The use of chopsticks to pick food up from the plate will earn you several complements from Chinese people. But over time, once in a while your close friends might remind you about some basic chopsticks etiquette such as never insert chopsticks vertically into a bowl of rice. If you want to master the art of using this centuries old cutlery, here are 12 rules to keep in mind.
1. Do not use chopsticks of different lengths. This will remind people a Chinese idiom “three long and two short” (三长两短), which is applied as another name for coffin, because a coffin without a lid is composed of five boards, three long, and two short.
2. Don’t use chopsticks to poke at each dish without knowing what you want.
3. Do not drop your chopstick on the floor. Chinese people believe that their ancestors are resting underneath the earth, and dropping chopsticks would disturb them.
4. Don’t make noise with chopsticks by hitting the side of your bowl because only beggars do that to get attention.

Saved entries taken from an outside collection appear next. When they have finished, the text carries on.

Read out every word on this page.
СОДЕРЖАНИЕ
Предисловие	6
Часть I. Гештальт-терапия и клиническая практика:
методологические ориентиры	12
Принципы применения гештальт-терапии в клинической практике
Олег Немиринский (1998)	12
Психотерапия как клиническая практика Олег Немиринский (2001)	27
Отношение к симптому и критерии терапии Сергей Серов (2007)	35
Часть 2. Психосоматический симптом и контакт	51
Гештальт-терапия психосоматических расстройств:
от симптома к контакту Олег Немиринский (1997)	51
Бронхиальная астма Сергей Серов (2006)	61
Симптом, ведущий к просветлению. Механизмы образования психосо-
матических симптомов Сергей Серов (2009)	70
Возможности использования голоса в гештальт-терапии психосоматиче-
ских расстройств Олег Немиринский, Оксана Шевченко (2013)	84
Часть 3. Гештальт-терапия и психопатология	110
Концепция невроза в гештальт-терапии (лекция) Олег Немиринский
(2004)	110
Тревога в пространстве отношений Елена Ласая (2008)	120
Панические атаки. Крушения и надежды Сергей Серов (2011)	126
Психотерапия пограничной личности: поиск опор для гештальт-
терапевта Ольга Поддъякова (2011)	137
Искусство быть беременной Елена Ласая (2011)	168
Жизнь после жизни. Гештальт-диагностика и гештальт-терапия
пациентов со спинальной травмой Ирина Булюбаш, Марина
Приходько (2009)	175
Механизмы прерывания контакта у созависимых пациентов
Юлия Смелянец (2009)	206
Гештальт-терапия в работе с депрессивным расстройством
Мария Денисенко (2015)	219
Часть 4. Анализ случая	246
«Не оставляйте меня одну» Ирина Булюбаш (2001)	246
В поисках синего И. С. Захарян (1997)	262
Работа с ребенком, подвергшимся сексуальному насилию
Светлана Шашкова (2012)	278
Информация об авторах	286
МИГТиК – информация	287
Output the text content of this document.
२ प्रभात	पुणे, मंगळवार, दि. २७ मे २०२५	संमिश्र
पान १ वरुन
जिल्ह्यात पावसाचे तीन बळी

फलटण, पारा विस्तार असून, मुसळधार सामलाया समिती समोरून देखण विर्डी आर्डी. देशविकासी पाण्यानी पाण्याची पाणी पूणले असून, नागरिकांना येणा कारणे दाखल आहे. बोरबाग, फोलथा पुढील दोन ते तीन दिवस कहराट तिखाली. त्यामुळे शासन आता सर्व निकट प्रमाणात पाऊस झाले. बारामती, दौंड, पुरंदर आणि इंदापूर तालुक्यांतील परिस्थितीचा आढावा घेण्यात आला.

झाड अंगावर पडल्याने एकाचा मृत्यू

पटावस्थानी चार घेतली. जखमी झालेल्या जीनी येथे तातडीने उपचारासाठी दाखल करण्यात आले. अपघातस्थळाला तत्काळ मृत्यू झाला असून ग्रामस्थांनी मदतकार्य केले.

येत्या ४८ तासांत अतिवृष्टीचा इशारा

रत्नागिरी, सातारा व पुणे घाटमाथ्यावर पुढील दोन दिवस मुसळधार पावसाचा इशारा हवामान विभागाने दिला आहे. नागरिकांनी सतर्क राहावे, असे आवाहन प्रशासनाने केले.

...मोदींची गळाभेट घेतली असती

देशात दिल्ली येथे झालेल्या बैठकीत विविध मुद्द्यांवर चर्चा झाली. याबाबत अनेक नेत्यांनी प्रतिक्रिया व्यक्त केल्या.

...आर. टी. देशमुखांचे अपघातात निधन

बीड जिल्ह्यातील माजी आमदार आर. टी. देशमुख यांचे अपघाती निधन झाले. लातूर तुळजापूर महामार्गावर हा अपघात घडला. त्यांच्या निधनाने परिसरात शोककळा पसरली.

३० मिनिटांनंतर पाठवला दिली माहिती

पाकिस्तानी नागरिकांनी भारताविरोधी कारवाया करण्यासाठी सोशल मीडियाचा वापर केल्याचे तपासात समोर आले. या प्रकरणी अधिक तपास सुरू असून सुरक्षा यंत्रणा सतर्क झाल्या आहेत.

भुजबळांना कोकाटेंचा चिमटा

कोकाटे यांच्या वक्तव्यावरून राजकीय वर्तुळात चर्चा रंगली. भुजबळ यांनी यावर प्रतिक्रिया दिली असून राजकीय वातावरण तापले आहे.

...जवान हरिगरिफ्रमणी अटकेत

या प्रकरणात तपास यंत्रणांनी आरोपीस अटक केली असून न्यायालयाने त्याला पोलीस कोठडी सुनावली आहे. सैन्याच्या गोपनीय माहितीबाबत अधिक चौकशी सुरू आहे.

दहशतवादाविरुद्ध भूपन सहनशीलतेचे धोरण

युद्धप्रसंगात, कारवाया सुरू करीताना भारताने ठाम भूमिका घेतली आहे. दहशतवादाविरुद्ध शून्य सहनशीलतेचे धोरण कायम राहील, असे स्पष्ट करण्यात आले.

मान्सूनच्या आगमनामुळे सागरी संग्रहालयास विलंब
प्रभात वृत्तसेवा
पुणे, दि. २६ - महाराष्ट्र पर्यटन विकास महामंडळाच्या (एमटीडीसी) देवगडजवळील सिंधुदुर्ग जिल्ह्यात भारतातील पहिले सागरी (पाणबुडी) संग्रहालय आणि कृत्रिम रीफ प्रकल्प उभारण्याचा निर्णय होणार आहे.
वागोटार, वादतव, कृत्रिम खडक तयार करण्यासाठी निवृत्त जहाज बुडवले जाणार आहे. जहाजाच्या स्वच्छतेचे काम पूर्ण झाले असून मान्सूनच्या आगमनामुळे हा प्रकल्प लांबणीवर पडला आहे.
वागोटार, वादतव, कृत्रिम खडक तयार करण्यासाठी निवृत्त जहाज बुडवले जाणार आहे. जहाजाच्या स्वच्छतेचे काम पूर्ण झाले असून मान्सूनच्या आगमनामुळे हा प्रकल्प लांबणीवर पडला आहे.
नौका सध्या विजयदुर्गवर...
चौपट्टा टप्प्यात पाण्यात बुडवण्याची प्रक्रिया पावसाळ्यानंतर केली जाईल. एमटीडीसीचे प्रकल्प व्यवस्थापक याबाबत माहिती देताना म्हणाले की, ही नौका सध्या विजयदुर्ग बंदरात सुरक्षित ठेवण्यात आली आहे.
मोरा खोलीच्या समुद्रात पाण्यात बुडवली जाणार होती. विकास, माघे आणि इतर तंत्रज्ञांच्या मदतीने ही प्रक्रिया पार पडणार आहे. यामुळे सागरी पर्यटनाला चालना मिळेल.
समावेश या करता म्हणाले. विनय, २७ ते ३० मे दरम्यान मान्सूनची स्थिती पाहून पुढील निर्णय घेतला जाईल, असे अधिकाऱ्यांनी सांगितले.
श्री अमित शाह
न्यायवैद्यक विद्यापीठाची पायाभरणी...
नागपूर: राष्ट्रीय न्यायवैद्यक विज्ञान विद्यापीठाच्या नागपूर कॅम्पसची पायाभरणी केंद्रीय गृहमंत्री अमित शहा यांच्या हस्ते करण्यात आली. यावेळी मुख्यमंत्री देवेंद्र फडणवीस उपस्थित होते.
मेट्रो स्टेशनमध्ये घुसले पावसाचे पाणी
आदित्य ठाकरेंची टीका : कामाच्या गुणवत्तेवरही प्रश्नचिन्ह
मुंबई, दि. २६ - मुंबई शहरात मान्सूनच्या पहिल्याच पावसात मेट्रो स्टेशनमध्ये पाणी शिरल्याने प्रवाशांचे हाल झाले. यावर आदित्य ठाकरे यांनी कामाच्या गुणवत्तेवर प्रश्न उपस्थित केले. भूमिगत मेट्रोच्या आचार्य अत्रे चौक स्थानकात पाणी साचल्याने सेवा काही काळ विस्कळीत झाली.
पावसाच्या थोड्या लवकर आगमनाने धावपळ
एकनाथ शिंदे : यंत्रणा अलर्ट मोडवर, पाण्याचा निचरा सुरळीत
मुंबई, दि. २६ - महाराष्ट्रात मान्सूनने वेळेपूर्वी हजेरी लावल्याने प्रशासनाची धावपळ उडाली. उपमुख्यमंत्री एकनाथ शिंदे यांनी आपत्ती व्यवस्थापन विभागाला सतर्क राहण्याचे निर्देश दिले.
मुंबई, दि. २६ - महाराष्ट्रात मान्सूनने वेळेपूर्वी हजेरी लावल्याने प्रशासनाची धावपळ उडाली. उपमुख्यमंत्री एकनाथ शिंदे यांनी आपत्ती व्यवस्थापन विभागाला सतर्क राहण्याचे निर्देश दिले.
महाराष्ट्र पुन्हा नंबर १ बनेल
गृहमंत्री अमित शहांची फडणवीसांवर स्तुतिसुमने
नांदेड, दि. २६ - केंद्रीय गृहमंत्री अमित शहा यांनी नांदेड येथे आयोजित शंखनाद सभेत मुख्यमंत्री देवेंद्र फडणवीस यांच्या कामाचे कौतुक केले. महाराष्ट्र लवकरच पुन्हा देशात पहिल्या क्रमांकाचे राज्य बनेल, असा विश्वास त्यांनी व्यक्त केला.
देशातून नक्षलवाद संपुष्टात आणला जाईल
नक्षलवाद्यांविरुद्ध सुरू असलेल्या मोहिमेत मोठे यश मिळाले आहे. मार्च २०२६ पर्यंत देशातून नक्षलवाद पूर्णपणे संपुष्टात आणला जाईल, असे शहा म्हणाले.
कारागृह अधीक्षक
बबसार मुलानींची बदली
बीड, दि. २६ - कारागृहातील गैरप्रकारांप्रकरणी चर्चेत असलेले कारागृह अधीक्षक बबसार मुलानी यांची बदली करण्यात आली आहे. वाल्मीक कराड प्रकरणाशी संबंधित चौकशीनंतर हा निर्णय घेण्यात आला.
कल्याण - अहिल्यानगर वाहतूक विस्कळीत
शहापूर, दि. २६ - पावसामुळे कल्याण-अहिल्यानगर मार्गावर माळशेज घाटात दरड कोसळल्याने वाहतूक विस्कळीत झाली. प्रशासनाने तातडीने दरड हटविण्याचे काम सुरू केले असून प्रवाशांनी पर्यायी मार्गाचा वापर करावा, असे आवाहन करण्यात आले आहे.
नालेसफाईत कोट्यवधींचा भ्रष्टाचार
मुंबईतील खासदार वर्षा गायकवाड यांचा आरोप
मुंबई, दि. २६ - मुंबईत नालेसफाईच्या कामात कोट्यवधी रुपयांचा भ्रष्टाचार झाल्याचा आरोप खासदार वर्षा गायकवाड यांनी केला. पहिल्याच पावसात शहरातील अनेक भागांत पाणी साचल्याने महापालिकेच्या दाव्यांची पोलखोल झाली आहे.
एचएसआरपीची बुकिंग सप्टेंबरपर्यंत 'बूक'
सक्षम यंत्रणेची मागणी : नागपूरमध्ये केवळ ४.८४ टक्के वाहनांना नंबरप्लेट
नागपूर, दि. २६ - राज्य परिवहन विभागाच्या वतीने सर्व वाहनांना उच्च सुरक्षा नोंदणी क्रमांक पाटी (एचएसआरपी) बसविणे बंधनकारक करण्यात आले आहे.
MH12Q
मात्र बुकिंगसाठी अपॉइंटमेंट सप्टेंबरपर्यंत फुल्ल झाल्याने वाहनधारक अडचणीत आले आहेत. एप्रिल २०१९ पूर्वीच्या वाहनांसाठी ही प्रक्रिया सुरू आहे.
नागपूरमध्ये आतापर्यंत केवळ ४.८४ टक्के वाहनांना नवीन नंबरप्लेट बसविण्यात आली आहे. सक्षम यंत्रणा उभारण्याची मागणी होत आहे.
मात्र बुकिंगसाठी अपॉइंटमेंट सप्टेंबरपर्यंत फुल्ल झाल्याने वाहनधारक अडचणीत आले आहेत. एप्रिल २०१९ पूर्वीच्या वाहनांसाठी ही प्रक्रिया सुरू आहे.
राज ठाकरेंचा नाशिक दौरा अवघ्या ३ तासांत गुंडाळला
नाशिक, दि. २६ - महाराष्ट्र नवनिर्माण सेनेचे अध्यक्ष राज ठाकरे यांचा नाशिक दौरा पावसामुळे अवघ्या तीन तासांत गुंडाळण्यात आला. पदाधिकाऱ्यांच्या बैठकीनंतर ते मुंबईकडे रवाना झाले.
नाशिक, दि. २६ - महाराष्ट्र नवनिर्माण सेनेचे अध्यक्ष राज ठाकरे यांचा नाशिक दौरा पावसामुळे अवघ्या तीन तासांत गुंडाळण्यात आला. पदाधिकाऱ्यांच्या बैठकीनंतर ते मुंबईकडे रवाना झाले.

5. Never fetch food with the wrong ends of the chopsticks. It is considered as a sign of losing face, since the fatter end is supposed to be the face of the chopsticks.
6.While passing someone a bowl of rice or noodles, never insert the chopsticks vertically in the middle of the food for convenience. The action would remind people of burning incense sticks in the pot to sacrifice for the dead.
7. While eating, never hold the chopsticks with your index finger pointing out. Using the index finger to point at someone is the Chinese take of giving the finger.
8. Never use only one chopstick to poke and fetch the food in the plate.
9. Like sipping on your noodles quietly is a good thing, don’t suck on the chopsticks and make noise, although babies and toddlers can be excused.
10. Don’t rest the chopsticks on the table crisscrossed. In Chinese culture, the sign of crossing is negative, linked to the sign used when grading papers that primacy school students receive for a wrong answer.
11. Don’t dig and rummage the food to look for what you want with chopsticks, although hot pot is the exception excused.
12. Do not drop food and liquid from your chopsticks to the table.